La Russie et les États-Unis ont vu leurs relations considérablement se dégrader depuis 2014 et l’annexion russe de la péninsule ukrainienne de Crimée. Même sous Donald Trump, qui ne cachait pas apprécier Vladimir Poutine, Washington a multiplié les sanctions.

Celles annoncées jeudi sont une riposte à la gigantesque cyberattaque de 2020, dont la Russie a été accusée et ayant utilisé comme vecteur SolarWinds, un éditeur américain de logiciels dont un produit a été piraté pour introduire une faille chez ses utilisateurs, y compris plusieurs agences fédérales américaines.

Directement mis en cause par Washington, le renseignement extérieur russe a parlé de «délires».

Ce ballet russo-américain intervient à l’heure de tensions russo-ukrainiennes croissantes, l’Ukraine reprochant à Moscou de chercher un casus belli pour l’envahir et la Russie affirmant que Kiev prépare une offensive contre les séparatistes prorusses de l’est de l’Ukraine.

Les Occidentaux ont appelé Moscou à réduire ses forces dans la zone et témoigné leur soutien à Kiev. Le président ukrainien Volodymyr Zelensky s’est à cet égard entretenu vendredi avec le président français Emmanuel Macron et la chancelière allemande Angela Merkel.

M. Zelensky, qui était à Paris, a dit espérer une reprise de la trêve dans le conflit avec les séparatistes prorusses la semaine prochaine et appelé à l’organisation d’un sommet avec Vladimir Poutine, sous médiation franco-allemande.

Russie: le justice veut qualifier le mouvement de Navalny d’«extrémiste»    

Le justice russe a demandé vendredi à ce que plusieurs organisations de l’opposant incarcéré Alexeï Navalny soient déclarées «extrémistes» et donc interdites.

«Sous couvert de slogans libéraux, ces organisations s’emploient à créer les conditions de la déstabilisation de la situation sociale et sociopolitique», a déclaré le bureau du procureur de Moscou dans un communiqué, expliquant avoir demandé à un tribunal moscovite de qualifier d’«extrémistes» le Fonds de lutte contre la corruption (FBK) et les bureaux régionaux de l’opposant.

«Les objectifs réels de leurs activités sont de créer les conditions pour changer les fondements de l’ordre constitutionnel, y compris en utilisant le scénario de la “révolution de couleur”», selon ce communiqué.
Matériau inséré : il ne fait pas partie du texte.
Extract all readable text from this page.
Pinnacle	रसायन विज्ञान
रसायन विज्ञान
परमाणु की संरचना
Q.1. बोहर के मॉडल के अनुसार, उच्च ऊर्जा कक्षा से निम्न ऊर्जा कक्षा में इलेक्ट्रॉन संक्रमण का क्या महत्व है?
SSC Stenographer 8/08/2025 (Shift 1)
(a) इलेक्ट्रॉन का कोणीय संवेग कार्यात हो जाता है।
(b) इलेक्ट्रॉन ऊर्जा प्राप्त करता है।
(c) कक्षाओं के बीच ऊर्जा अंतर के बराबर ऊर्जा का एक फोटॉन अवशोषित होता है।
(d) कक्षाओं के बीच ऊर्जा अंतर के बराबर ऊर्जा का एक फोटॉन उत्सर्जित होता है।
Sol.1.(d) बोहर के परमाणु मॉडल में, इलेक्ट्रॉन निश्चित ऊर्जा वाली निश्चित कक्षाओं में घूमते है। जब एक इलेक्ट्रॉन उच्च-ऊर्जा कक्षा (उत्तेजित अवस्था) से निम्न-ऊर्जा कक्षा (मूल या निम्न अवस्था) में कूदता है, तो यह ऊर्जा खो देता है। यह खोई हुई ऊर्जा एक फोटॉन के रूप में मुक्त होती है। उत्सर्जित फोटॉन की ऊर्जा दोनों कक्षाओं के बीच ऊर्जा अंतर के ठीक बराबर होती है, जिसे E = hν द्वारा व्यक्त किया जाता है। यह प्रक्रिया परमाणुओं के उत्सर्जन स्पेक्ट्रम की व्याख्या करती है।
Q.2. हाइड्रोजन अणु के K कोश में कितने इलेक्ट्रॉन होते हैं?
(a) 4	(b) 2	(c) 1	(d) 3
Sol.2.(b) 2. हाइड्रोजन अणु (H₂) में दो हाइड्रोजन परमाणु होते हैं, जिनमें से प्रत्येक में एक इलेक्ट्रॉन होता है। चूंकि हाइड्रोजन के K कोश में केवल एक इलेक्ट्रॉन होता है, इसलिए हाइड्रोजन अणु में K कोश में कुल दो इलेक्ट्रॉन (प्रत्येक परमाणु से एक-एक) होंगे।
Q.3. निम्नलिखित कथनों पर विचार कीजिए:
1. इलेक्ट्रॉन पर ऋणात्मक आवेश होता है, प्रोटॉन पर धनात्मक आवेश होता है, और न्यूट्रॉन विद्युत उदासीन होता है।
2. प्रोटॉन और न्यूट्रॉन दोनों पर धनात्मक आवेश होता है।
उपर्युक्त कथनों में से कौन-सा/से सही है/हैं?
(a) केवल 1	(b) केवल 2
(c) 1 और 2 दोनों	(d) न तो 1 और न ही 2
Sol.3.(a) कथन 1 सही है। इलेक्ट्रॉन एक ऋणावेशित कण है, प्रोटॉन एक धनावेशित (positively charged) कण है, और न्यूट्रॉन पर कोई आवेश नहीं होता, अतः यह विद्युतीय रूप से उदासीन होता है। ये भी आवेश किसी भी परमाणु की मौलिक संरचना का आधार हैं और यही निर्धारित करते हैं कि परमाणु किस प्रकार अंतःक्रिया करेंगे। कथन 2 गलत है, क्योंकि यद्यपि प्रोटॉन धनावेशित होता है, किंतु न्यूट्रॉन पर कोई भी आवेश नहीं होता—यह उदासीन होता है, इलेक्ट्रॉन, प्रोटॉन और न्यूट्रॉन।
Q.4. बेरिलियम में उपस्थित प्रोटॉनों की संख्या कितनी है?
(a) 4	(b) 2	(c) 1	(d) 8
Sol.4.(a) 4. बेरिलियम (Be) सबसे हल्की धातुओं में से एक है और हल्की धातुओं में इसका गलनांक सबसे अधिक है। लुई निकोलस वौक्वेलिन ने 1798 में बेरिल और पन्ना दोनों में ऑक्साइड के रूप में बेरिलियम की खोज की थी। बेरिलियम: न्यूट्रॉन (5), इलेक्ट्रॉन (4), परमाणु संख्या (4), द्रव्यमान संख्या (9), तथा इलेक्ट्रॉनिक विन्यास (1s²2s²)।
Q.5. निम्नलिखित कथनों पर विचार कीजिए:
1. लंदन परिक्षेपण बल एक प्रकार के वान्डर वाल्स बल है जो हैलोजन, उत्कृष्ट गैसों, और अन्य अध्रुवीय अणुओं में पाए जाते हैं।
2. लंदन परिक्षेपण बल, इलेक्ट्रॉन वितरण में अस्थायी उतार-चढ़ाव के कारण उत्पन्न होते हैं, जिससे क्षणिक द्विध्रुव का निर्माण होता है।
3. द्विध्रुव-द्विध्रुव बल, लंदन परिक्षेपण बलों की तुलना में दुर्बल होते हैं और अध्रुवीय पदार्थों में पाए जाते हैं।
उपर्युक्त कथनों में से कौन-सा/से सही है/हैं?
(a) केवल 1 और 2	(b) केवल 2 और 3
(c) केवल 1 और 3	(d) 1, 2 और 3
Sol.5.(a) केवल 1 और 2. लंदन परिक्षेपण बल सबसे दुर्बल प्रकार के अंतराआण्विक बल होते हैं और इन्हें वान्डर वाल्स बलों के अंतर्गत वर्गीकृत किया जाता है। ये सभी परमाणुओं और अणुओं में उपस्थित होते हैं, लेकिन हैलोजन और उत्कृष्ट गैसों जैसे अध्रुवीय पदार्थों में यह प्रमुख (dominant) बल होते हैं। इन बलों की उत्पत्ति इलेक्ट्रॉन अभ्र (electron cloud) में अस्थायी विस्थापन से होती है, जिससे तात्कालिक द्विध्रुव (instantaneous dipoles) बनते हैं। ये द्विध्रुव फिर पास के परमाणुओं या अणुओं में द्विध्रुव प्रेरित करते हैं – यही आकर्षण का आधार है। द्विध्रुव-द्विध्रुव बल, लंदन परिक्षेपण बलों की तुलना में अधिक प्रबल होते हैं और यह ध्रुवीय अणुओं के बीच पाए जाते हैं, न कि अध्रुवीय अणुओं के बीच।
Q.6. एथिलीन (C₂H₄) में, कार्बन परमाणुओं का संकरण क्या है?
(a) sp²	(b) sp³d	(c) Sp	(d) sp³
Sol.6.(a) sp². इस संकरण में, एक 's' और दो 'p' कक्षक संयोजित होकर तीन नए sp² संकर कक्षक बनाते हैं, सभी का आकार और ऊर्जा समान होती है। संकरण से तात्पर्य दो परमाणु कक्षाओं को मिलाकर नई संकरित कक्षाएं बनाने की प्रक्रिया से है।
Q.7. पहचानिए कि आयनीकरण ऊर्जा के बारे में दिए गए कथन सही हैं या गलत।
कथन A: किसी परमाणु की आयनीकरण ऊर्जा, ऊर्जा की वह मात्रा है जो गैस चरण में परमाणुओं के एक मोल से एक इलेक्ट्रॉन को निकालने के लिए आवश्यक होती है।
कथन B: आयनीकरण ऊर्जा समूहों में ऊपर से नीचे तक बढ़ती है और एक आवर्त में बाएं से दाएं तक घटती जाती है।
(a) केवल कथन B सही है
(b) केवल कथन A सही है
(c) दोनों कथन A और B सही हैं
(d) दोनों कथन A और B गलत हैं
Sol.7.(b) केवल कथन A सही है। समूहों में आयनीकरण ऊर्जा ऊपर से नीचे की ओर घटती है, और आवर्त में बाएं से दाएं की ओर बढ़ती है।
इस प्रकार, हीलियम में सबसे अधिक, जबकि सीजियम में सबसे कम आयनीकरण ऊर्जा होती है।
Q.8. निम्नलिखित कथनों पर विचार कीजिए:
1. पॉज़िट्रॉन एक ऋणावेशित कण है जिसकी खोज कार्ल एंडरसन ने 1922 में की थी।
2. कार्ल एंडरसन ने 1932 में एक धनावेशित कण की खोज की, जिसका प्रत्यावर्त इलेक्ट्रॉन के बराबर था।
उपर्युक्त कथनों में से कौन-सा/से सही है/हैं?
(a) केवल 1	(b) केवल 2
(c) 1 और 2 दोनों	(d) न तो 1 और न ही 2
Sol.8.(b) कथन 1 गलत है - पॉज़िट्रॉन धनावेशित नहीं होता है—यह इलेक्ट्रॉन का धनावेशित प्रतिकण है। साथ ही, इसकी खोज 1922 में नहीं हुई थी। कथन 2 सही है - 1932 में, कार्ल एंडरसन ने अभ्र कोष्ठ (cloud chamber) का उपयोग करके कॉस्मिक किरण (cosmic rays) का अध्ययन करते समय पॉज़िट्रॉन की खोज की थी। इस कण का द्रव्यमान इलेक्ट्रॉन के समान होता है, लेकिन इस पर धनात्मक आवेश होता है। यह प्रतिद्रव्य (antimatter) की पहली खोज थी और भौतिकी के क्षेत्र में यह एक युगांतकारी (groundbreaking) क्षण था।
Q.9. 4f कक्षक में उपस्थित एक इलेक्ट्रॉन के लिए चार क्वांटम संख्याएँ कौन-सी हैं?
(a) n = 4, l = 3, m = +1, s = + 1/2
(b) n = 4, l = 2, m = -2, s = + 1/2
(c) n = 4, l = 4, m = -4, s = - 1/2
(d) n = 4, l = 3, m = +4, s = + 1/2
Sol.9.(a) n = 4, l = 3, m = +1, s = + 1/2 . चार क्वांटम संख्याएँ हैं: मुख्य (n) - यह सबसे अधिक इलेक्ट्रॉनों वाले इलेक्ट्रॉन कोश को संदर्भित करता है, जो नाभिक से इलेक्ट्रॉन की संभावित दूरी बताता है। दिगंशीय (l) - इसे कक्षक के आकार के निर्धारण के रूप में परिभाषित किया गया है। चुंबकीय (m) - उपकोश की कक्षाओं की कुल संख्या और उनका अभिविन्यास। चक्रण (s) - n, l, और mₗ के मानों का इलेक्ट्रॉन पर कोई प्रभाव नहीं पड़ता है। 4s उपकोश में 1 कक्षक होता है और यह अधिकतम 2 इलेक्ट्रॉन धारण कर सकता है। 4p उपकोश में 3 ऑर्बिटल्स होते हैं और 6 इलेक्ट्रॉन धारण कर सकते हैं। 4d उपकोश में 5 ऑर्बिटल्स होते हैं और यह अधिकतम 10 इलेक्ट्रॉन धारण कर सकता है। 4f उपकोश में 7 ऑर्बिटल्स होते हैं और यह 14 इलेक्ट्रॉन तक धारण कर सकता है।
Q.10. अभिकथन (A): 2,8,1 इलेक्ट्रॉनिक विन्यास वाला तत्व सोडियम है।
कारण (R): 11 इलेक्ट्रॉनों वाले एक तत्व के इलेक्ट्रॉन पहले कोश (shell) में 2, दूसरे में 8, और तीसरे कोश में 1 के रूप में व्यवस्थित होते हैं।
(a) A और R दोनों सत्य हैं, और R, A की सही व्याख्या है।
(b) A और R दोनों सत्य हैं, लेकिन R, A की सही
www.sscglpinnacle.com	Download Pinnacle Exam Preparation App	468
Alexeï Navalny, 44 ans, a annoncé le 31 mars arrêter de s’alimenter pour protester contre ses conditions de détention, accusant l’administration pénitentiaire de lui refuser l’accès à un médecin alors qu’il souffre d’une double hernie discale selon ses avocats.

L’opposant a déclaré que l’administration pénitentiaire avait menacé de l’alimenter de force. 

Alexeï Navalny est incarcéré pour deux ans et demi en raison d’une affaire de fraude remontant à 2014, largement vue comme un prétexte pour l’emprisonner.

La répression judiciaire contre l’opposition s’est encore intensifiée récemment. 

Vendredi, un tribunal russe a condamné à deux ans de prison ferme un collaborateur de l’opposant travaillant pour le FBK, pour la publication de deux tweets jugés « extrémistes ».

Jeudi, son alliée Lioubov Sobol a écopé d’une peine avec sursis, accusée d’avoir violé le domicile d’un agent présumé du FSB, les services de sécurité.

La police russe a perquisitionné mercredi la rédaction d’un journal étudiant et le domicile de quatre de ses rédacteurs qui avaient réalisé une vidéo sur la répression des soutiens d’Alexeï Navalny.